Depuis les attentats de 2015, des lois spéciales ont été mises en place pour les personnes incarcérées pour terrorisme. Ces régimes spéciaux posent la question du suivi individualisé post-détention attaché aux crédits de réduction de peine. Une réforme du dispositif de libération conditionnelle serait alors favorable pour donner la possibilité aux magistrats de prononcer des mesures “libération-expulsion” rapidement en cas de besoin. Il est  nécessaire de coupler ces mesures à une politique de suivi socio-judiciaire sous le contrôle d’un juge. Celui-ci peut exécuter une nouvelle peine d’emprisonnement en cas d’inobservation des obligations décrétées.

La prison à l’étranger


L’usage illicite de stupéfiants concerne 59 % des condamnations pour ILS et représente 3 390 incarcérations en 2015. En 2015, parmi les 58 000 condamnations prononcées pour ILS, 25,7 % ont écopé d’une peine de prison ferme


Les infractions à la législation sur les stupéfiants (ILS) ont été multipliées par plus de 50 depuis leur prohibition en décembre 1970. Selon des chiffres récents, c’est 19 % de l’ensemble des condamnés qui le sont pour ILS. L’usage illicite de stupéfiants concerne 59 % des condamnations pour ILS et représente 3 390 incarcérations en 2015(7). En 2015, parmi les 58 000 condamnations prononcées pour ILS, 25,7 % ont écopé d’une peine de prison ferme.
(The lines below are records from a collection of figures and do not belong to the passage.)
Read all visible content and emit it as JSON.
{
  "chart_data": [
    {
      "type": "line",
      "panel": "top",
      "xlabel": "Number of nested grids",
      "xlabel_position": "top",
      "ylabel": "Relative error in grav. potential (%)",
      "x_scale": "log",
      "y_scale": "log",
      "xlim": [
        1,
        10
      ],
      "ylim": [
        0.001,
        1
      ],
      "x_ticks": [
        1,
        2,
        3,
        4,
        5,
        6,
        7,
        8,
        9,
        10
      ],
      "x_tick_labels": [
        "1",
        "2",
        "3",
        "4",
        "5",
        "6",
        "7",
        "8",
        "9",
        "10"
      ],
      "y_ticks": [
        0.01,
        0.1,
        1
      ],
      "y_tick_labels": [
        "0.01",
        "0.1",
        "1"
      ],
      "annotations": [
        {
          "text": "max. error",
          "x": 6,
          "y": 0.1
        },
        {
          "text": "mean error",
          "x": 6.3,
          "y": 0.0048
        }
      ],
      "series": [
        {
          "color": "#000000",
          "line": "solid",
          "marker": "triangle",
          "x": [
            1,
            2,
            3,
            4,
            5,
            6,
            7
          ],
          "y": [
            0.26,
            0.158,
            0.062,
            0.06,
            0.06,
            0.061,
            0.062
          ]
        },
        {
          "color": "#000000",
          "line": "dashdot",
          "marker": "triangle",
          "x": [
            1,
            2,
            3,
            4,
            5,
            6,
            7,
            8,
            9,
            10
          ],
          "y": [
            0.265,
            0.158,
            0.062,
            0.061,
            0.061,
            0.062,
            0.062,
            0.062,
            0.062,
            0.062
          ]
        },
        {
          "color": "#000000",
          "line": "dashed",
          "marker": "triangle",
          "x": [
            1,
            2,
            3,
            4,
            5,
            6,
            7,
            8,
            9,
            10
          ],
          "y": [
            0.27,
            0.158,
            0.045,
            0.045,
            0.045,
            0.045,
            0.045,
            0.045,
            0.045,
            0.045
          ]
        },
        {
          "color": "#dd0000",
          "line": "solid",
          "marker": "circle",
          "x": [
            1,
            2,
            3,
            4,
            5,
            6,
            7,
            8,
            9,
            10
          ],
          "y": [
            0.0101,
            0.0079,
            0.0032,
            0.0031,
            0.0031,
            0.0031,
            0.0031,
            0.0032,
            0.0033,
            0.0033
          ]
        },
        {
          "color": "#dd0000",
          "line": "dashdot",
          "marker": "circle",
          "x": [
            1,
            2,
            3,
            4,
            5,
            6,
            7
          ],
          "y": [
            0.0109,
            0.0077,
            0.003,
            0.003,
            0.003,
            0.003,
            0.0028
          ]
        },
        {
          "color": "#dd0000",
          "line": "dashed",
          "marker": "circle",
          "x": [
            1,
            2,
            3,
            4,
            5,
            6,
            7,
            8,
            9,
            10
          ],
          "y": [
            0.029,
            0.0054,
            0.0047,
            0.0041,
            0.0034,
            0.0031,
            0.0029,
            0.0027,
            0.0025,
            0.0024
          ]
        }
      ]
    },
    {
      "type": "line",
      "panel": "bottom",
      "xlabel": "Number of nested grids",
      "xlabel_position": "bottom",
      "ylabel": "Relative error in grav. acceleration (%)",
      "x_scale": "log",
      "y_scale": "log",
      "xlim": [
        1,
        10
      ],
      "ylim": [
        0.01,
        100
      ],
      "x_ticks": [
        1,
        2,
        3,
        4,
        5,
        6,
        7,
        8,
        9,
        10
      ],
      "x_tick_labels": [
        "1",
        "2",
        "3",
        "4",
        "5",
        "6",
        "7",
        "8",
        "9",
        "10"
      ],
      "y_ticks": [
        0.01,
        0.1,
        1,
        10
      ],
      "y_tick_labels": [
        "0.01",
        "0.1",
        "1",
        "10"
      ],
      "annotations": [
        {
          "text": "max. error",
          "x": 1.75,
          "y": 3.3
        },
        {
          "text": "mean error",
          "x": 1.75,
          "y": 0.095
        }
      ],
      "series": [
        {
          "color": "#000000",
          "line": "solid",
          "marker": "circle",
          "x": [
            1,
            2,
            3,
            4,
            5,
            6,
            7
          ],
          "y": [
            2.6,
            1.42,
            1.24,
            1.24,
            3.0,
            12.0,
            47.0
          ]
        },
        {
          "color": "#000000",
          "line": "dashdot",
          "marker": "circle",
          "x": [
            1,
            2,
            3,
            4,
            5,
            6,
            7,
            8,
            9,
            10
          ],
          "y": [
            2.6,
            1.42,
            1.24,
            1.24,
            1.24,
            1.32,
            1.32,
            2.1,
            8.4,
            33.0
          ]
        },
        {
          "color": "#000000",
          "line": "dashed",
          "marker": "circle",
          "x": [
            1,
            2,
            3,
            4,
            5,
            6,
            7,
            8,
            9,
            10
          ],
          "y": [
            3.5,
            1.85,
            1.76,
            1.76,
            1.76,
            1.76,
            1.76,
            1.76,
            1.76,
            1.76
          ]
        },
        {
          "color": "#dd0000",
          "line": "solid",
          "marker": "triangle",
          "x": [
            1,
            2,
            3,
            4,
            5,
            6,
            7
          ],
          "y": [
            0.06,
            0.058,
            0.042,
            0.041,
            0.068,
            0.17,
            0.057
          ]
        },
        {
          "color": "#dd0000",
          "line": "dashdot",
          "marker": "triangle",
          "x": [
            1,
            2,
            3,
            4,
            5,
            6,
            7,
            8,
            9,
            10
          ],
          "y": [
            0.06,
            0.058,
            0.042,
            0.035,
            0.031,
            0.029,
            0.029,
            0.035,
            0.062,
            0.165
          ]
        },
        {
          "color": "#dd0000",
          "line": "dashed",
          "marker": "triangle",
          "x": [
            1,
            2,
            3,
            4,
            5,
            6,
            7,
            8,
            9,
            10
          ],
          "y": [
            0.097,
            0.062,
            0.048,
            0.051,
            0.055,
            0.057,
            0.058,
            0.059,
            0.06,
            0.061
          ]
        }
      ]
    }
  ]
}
A Lisbonne, le consommateur est désormais passible d’amendes ou de travaux d’intérêt général alors que l’effort des forces de l’ordre lusitaniennes est concentré sur la lutte contre les trafics

La politique de décriminalisation menée par le Portugal a permis de diviser par deux le taux de personnes emprisonnées pour ILS, passant de 41 % en 2001 à 20 % aujourd’hui, tout en produisant de meilleurs résultats sur le taux de prévalence aux substances. La démarche et les résultats obtenus par le Portugal posent la question des flux entrants français au regard des résultats sanitaires et sécuritaires.

“Cannabis, comment reprendre le contrôle ?”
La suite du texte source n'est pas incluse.